I am baffled that the AI discussions seem to never move away from treating a function to generate sequences of words as something that resembles a human. Statements such as "an AI agent could become an insider threat so it needs monitoring" are simultaneously unsurprising (you have a randomized sequence generator fed into your shell, literally anything can happen!) and baffling (you talk as if you believe the dice you play with had a mind of their own and could decide to conspire against you).

Instead of saying "we cannot ensure that no harmful sequences will be generated by our function, partially because we don't know how to specify and enumerate harmful sequences", we talk about "behaviors", "ethical constraints", and "harmful actions in pursuit of their goals". All of these are anthropocentric concepts that - in my mind - do not apply to functions or other mathematical objects. And using them muddles the discussion, and our thinking about what we're doing when we create, analyze, deploy and monitor LLMs.

This muddles the public discussion. We have many historical examples of humanity ascribing bad random events to "the wrath of god(s)" (earthquakes, famines, etc.), "evil spirits" and so forth. The fact that intelligent highly educated researchers talk about these mathematical objects in anthropomorphic terms makes the technology seem mysterious, scary, and magical.

We should think in terms of "this is a function to generate sequences" and "by providing prefixes we can steer the sequence generation around in the space of words and change the probabilities for output sequences". And for every possible undesirable output sequence of a length smaller than \(c\), we can pick a context that maximizes the probability of this undesirable output sequence.

A much clearer formulation, which helps more clearly articulate the problems to solve.

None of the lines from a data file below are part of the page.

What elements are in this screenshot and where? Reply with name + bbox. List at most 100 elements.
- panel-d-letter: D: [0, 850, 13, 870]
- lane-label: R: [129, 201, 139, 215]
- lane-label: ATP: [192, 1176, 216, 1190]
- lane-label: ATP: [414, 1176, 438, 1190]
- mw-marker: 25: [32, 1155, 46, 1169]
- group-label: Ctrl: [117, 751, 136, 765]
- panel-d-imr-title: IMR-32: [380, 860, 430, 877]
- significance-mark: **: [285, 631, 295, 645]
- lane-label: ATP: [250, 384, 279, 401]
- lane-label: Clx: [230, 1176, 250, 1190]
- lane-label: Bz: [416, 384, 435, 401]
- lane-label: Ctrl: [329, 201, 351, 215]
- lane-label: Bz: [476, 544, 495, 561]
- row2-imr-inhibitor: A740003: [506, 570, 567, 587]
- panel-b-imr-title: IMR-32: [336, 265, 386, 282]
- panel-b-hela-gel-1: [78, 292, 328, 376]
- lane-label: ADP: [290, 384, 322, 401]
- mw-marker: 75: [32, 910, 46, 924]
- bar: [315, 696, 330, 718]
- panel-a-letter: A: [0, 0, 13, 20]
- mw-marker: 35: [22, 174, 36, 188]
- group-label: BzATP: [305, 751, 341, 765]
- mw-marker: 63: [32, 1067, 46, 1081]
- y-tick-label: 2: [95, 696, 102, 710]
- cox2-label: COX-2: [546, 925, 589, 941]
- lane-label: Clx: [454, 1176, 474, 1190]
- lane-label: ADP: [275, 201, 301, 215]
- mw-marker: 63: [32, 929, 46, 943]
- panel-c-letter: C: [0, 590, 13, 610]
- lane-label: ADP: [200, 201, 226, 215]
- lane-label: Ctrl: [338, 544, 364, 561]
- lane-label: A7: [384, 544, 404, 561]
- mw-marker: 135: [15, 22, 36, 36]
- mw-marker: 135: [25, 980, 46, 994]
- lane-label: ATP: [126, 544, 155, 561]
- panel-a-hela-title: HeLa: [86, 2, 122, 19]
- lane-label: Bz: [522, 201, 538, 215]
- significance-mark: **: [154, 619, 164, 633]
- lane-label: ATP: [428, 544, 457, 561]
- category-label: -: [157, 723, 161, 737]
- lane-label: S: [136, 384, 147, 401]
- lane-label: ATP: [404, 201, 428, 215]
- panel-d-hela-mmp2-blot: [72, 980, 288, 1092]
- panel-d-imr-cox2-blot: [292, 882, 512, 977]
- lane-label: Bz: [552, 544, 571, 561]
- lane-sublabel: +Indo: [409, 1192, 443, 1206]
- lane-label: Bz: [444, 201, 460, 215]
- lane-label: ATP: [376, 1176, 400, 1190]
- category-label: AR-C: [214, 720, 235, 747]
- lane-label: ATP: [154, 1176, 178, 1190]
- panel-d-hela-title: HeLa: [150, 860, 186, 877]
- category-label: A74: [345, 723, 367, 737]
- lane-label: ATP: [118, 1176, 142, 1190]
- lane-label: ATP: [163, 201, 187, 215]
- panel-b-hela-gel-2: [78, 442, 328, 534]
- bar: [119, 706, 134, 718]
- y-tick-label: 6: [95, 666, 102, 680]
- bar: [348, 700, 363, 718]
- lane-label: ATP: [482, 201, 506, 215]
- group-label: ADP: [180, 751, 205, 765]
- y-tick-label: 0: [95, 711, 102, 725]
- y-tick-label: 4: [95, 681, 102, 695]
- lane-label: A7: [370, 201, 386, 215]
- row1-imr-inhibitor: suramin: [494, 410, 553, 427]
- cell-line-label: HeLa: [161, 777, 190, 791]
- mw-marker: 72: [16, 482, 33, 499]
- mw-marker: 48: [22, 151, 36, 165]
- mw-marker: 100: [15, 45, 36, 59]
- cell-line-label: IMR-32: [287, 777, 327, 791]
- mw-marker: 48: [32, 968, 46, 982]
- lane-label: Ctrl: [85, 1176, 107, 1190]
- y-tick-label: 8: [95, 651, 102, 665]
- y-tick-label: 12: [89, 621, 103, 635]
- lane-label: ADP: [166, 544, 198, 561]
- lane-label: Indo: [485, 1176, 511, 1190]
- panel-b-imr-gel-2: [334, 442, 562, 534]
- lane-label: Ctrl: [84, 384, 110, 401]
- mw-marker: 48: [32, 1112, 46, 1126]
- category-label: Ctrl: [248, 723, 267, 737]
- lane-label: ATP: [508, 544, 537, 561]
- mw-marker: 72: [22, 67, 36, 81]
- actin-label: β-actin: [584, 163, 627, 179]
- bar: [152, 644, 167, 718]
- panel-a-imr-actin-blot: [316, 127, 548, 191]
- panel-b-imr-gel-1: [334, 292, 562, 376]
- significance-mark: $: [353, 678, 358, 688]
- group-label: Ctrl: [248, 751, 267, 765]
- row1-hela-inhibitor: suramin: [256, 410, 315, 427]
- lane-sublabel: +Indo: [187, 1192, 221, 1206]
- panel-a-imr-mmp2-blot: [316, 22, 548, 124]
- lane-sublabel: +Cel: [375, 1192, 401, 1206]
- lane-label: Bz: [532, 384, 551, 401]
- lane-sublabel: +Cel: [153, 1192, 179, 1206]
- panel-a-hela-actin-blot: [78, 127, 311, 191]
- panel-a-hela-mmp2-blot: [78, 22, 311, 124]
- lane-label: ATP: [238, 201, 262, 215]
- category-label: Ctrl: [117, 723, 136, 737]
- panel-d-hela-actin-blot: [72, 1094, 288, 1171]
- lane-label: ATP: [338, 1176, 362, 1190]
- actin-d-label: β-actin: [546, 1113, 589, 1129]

Why many AI luminaries tend to anthropomorphize

Perhaps I am fighting windmills, or rather a self-selection bias: A fair number of current AI luminaries have self-selected by their belief that they might be the ones getting to AGI - "creating a god" so to speak, the creation of something like life, as good as or better than humans. You are more likely to choose this career path if you believe that it is feasible, and that current approaches might get you there. Possibly I am asking people to "please let go of the belief that you based your life around" when I am asking for an end to anthropomorphization of LLMs, which won't fly.

Why I think human consciousness isn't comparable to an LLM

The following is uncomfortably philosophical, but: In my worldview, humans are dramatically different things than a function \((\mathbb{R}^n)^c \mapsto (\mathbb{R}^n)^c\). For hundreds of millions of years, nature generated new versions, and only a small number of these versions survived. Human thought is a poorly-understood process, involving enormously many neurons, extremely high-bandwidth input, an extremely complicated cocktail of hormones, constant monitoring of energy levels, and millions of years of harsh selection pressure.

We understand essentially nothing about it. In contrast to an LLM, given a human and a sequence of words, I cannot begin putting a probability on "will this human generate this sequence".

To repeat myself: To me, considering that any human concept such as ethics, will to survive, or fear, apply to an LLM appears similarly strange as if we were discussing the feelings of a numerical meteorology simulation.

The real issues

The function class represented by modern LLMs are very useful. Even if we never get anywhere close to AGI and just deploy the current state of technology everywhere where it might be useful, we will get a dramatically different world. LLMs might end up being similarly impactful as electrification.

My grandfather lived from 1904 to 1981, a period which encompassed moving from gas lamps to electric, the replacement of horse carriages by cars, nuclear power, transistors, all the way to computers. It also spanned two world wars, the rise of Communism and Stalinism, almost the entire lifetime of the USSR and GDR etc. The world on his birth looked nothing like the world when he died.

Navigating the dramatic changes of the next few decades while trying to avoid world wars and murderous ideologies is difficult enough without muddying our thinking.